Another place Orthodox women uniquely feel the challenges of infertility is at the mikvah, the ritual bath Jewish women visit monthly at the beginning of their menstrual cycle. “It’s hard to explain to someone who doesn’t go to the mikvah what that monthly endeavor is like. It rips my heart apart,” Rachel explained. For women hoping to conceive, that moment of getting a period and realizing there is no pregnancy can be devastating. “But this is such a moment, and it takes up a whole night,” Rachel said.
After her miscarriage, Rachel had tried to talk to her therapist. “All of the things that you’re not supposed to say that someone who has miscarried or has infertility, she said, like, ‘Don’t worry, when you get pregnant again, it’ll all feel better.’” But, Rachel wanted to know, what about feeling better now? She then found Baron’s Instagram, and joined one of IWSTHAB’s virtual support groups. “I was just really in a low place, and speaking to people who could understand where I was coming from was just so immensely helpful,” Rachel recalled.

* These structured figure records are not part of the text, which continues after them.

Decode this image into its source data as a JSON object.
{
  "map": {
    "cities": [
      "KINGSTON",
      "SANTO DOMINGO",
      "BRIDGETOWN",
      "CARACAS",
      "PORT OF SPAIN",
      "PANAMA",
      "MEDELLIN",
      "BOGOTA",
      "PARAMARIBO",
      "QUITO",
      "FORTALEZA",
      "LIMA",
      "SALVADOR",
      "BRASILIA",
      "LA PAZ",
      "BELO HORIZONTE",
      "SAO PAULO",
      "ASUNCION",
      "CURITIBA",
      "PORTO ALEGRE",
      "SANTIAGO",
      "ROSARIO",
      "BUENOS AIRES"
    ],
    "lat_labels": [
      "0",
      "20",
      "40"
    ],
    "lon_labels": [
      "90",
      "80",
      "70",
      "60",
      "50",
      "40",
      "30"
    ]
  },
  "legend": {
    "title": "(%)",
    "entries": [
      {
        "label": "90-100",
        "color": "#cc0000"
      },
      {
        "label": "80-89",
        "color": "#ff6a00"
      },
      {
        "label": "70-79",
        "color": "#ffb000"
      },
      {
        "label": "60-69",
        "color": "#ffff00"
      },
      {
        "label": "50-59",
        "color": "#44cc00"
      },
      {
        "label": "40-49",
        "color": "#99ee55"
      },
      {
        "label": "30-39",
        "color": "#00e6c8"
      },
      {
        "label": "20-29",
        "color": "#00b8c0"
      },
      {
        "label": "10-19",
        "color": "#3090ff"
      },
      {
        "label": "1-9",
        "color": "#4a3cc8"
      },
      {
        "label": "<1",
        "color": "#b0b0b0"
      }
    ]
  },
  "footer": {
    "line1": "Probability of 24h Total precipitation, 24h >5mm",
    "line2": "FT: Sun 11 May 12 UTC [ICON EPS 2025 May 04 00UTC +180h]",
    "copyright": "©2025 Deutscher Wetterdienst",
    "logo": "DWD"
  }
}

Although the account’s intended audience is women and their partners who are struggling with infertility, Baron hopes that its message can begin to reach deeper into the Jewish community. Ultimately, her goal is not only education about infertility. It’s “universal messages of love and caring and support for anyone who’s going through anything,” she explained.
“I don’t even view this as only infertility or loss,” Baron said. “People struggle with lots of different things in their life, and we as a community try to be sensitive to all the downtrodden, right? The widows, the orphans, the people who are poor, the people who don’t have jobs, the people who are going through cancer, alcoholics and mental illness — we do all of those things as a Jewish community. So this is another group.”